Shadow of the Sith contains some of the most exhilarating chapters of the Star Wars year. There are scenes of mayhem and malice, chaos and calamity, blasters and blades. The visceral nature of these chapters can produce the most powerful chills you’ve ever encountered while reading a Star Wars book, and especially as the book begins, those scenes of wonder thrust you right back into your seat back when you saw a Star Destroyer for the first time.
This excitement also lends itself to the wealth of Easter Eggs and references that are scattered throughout this book. It’s always fun to notice the subtle (and not so subtle) nods to previous books and comics, but rare is the novel that’s able to cobble together looks at every era from the High Republic all the way through Episode IX…and even some looks at Legends of old.
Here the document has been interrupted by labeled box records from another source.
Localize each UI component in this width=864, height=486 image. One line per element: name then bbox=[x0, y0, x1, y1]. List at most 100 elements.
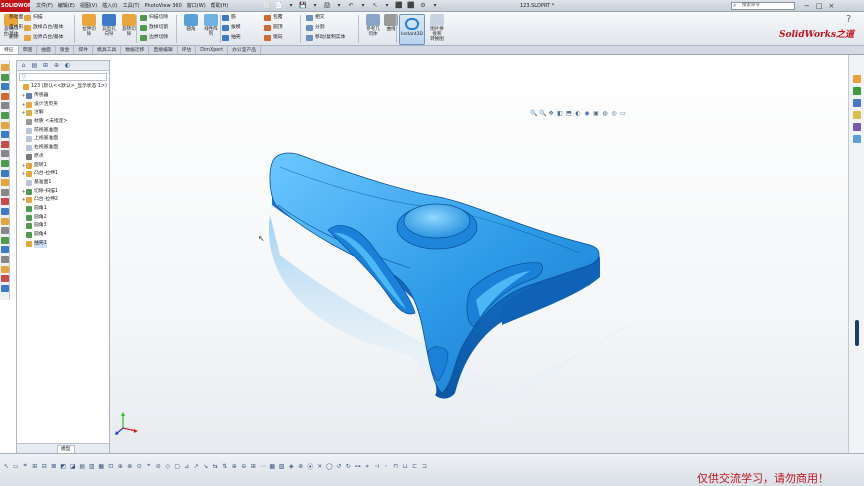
quick-access-icon-7[interactable]: ↶ bbox=[346, 1, 356, 10]
quick-access-icon-1[interactable]: 📄 bbox=[274, 1, 284, 10]
ribbon-tool-0[interactable]: 扫描 bbox=[24, 14, 43, 22]
bottom-tool-icon-35[interactable]: ↺ bbox=[335, 462, 344, 470]
tree-filter-input[interactable]: ▽ bbox=[19, 73, 107, 81]
bottom-tool-icon-17[interactable]: ◇ bbox=[164, 462, 173, 470]
left-strip-icon-18[interactable] bbox=[1, 236, 9, 244]
menu-item-7[interactable]: 帮助(H) bbox=[211, 0, 229, 12]
menu-item-5[interactable]: PhotoView 360 bbox=[145, 0, 182, 12]
left-strip-icon-8[interactable] bbox=[1, 140, 9, 148]
image-convert-button[interactable]: 图片拼 接和 转换图 bbox=[426, 14, 448, 44]
menu-item-3[interactable]: 插入(I) bbox=[102, 0, 117, 12]
left-strip-icon-15[interactable] bbox=[1, 208, 9, 215]
left-strip-icon-17[interactable] bbox=[1, 227, 9, 235]
quick-access-icon-8[interactable]: ▾ bbox=[358, 1, 368, 10]
bottom-tool-icon-19[interactable]: ⊿ bbox=[183, 462, 192, 470]
close-button[interactable]: × bbox=[829, 0, 835, 12]
view-palette-icon[interactable] bbox=[853, 111, 861, 119]
quick-access-icon-4[interactable]: ▾ bbox=[310, 1, 320, 10]
quick-access-icon-10[interactable]: ▾ bbox=[382, 1, 392, 10]
tree-item[interactable]: 原点 bbox=[17, 153, 109, 162]
minimize-button[interactable]: − bbox=[804, 0, 810, 12]
property-manager-tab-icon[interactable]: ▤ bbox=[30, 62, 39, 70]
hud-view-icon-5[interactable]: ◐ bbox=[575, 111, 581, 117]
ribbon-tool-11[interactable]: 镜向 bbox=[264, 34, 283, 42]
bottom-tool-icon-14[interactable]: ⊙ bbox=[135, 462, 144, 470]
left-strip-icon-11[interactable] bbox=[1, 169, 9, 177]
bottom-tool-icon-4[interactable]: ⊟ bbox=[40, 462, 49, 470]
tree-item[interactable]: + 注解 bbox=[17, 109, 109, 118]
bottom-tool-icon-23[interactable]: ⇅ bbox=[221, 462, 230, 470]
ribbon-tool-6[interactable]: 筋 bbox=[222, 14, 236, 22]
left-strip-icon-12[interactable] bbox=[1, 179, 9, 187]
left-strip-icon-2[interactable] bbox=[1, 83, 9, 91]
bottom-tool-icon-11[interactable]: ⊡ bbox=[107, 462, 116, 470]
tree-item[interactable]: 右视基准面 bbox=[17, 144, 109, 153]
bottom-tool-icon-5[interactable]: ⊠ bbox=[50, 462, 59, 470]
hud-view-icon-6[interactable]: ◉ bbox=[584, 111, 590, 117]
solidworks-resources-icon[interactable] bbox=[853, 75, 861, 83]
ribbon-tool-1[interactable]: 放样凸台/基体 bbox=[24, 24, 63, 32]
quick-access-icon-13[interactable]: ⚙ bbox=[418, 1, 428, 10]
left-strip-icon-9[interactable] bbox=[1, 150, 9, 158]
bottom-tool-icon-25[interactable]: ⊖ bbox=[240, 462, 249, 470]
ribbon-tool-15[interactable]: 移动面 bbox=[0, 14, 23, 22]
search-commands-input[interactable]: ⌕ 搜索命令 bbox=[731, 2, 795, 10]
tree-item[interactable]: + 凸台-拉伸1 bbox=[17, 170, 109, 179]
tree-item[interactable]: 圆角3 bbox=[17, 222, 109, 231]
bottom-tool-icon-9[interactable]: ▥ bbox=[88, 462, 97, 470]
bottom-tool-icon-8[interactable]: ▤ bbox=[78, 462, 87, 470]
bottom-tool-icon-12[interactable]: ⊕ bbox=[116, 462, 125, 470]
quick-access-icon-3[interactable]: 💾 bbox=[298, 1, 308, 10]
tree-item[interactable]: + 设计活页夹 bbox=[17, 100, 109, 109]
menu-item-4[interactable]: 工具(T) bbox=[123, 0, 140, 12]
bottom-tool-icon-22[interactable]: ⇆ bbox=[211, 462, 220, 470]
ribbon-tool-10[interactable]: 圆顶 bbox=[264, 24, 283, 32]
tree-item[interactable]: + 传感器 bbox=[17, 92, 109, 101]
hud-view-icon-9[interactable]: ◎ bbox=[611, 111, 617, 117]
quick-access-icon-14[interactable]: ▾ bbox=[430, 1, 440, 10]
bottom-tool-icon-42[interactable]: ⊔ bbox=[401, 462, 410, 470]
left-strip-icon-19[interactable] bbox=[1, 246, 9, 254]
bottom-tool-icon-26[interactable]: ⊞ bbox=[249, 462, 258, 470]
left-strip-icon-0[interactable] bbox=[1, 64, 9, 71]
quick-access-icon-0[interactable]: ⬜ bbox=[262, 1, 272, 10]
command-tab-4[interactable]: 焊件 bbox=[74, 46, 94, 54]
bottom-tool-icon-20[interactable]: ↗ bbox=[192, 462, 201, 470]
tree-item[interactable]: 圆角2 bbox=[17, 213, 109, 222]
bottom-tool-icon-30[interactable]: ◈ bbox=[287, 462, 296, 470]
ribbon-tool-7[interactable]: 拔模 bbox=[222, 24, 241, 32]
tree-item[interactable]: 抽壳1 bbox=[17, 239, 109, 248]
tree-item[interactable]: 基准面1 bbox=[17, 179, 109, 188]
bottom-tool-icon-28[interactable]: ▦ bbox=[268, 462, 277, 470]
quick-access-icon-5[interactable]: 🖨 bbox=[322, 1, 332, 10]
bottom-tool-icon-44[interactable]: ⊐ bbox=[420, 462, 429, 470]
dimxpert-tab-icon[interactable]: ⊕ bbox=[52, 62, 61, 70]
bottom-tool-icon-2[interactable]: ⌗ bbox=[21, 462, 30, 470]
feature-tree-tab-icon[interactable]: ⌂ bbox=[19, 62, 28, 70]
menu-item-1[interactable]: 编辑(E) bbox=[58, 0, 75, 12]
bottom-tool-icon-43[interactable]: ⊏ bbox=[411, 462, 420, 470]
file-explorer-icon[interactable] bbox=[853, 99, 861, 107]
command-tab-7[interactable]: 直接编辑 bbox=[149, 46, 178, 54]
quick-access-icon-11[interactable]: ⬛ bbox=[394, 1, 404, 10]
quick-access-icon-12[interactable]: ⬛ bbox=[406, 1, 416, 10]
ribbon-tool-12[interactable]: 相交 bbox=[306, 14, 325, 22]
left-strip-icon-4[interactable] bbox=[1, 102, 9, 110]
ribbon-tool-4[interactable]: 放样切割 bbox=[140, 24, 168, 32]
ribbon-tool-14[interactable]: 移动/复制实体 bbox=[306, 34, 345, 42]
left-strip-icon-13[interactable] bbox=[1, 188, 9, 196]
command-tab-9[interactable]: DimXpert bbox=[196, 46, 229, 54]
left-strip-icon-6[interactable] bbox=[1, 121, 9, 129]
display-manager-tab-icon[interactable]: ◐ bbox=[63, 62, 72, 70]
left-strip-icon-10[interactable] bbox=[1, 160, 9, 167]
tree-item[interactable]: 前视基准面 bbox=[17, 126, 109, 135]
tree-item[interactable]: + 凸台-拉伸2 bbox=[17, 196, 109, 205]
ribbon-tool-16[interactable]: 自由形 bbox=[0, 24, 23, 32]
command-tab-1[interactable]: 草图 bbox=[19, 46, 38, 54]
task-pane-scroll-handle[interactable] bbox=[855, 320, 859, 346]
bottom-tool-icon-32[interactable]: ⦿ bbox=[306, 462, 315, 471]
ribbon-button-5[interactable]: 线性阵 列 bbox=[200, 14, 222, 44]
tree-item[interactable]: 圆角1 bbox=[17, 205, 109, 214]
ribbon-button-4[interactable]: 圆角 bbox=[180, 14, 202, 44]
ribbon-button-2[interactable]: 异型孔 向导 bbox=[98, 14, 120, 44]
The thrilling exuberance of pacing through these scenes of engaging battles and emotional turmoil, however, is occasionally curtailed by some sections that pause the thrilling heroics for a bit too long. While expansion of the universe is generally encouraged as we stated before, Shadow does sometimes fall into a trap of slight over-explanation that creates an urge to return to the high stakes the book otherwise produces brilliantly. While these detours never rip away knowledge that this story is an absolutely necessary narrative in the grand scheme of the universe, the momentary lapses in the sense of urgency may add a few extra days to your reading time in total.
By the end of the book, though, Christopher is able to bring together some of his most thrilling lore expansions and his most climactic duels to create a thrilling finale that entertains just as much as it emotionally devastates…a true feat for any novel.
For three years, the time surrounding the Sequel Trilogy has been a mystery. So many books have expanded the Rise of the Empire, the Clone Wars, and of course, The High Republic. But now, Shadow of the Sith has broken ground on a brand new era of storytelling by introducing us to the era of Master Luke Skywalker and the precursors to Rey’s journey.
Adam Christopher kicks off this new age with a story that reaches mind blowing highs filled with some of the most brutal dark siders in the galaxy’s history, right alongside the most intimate tales of fatherhood and partnership the saga has ever known. Although there are occasional elements that pull away from the excitement of new character relationships and shocking revelations, Sith sets up so many new stories within the Star Wars universe, and we desperately hope Adam Christopher is given the chance to write them all very soon.
Shadow of the Sith is available now wherever books are sold, as well as on Audible where it is narrated by William DeMerritt.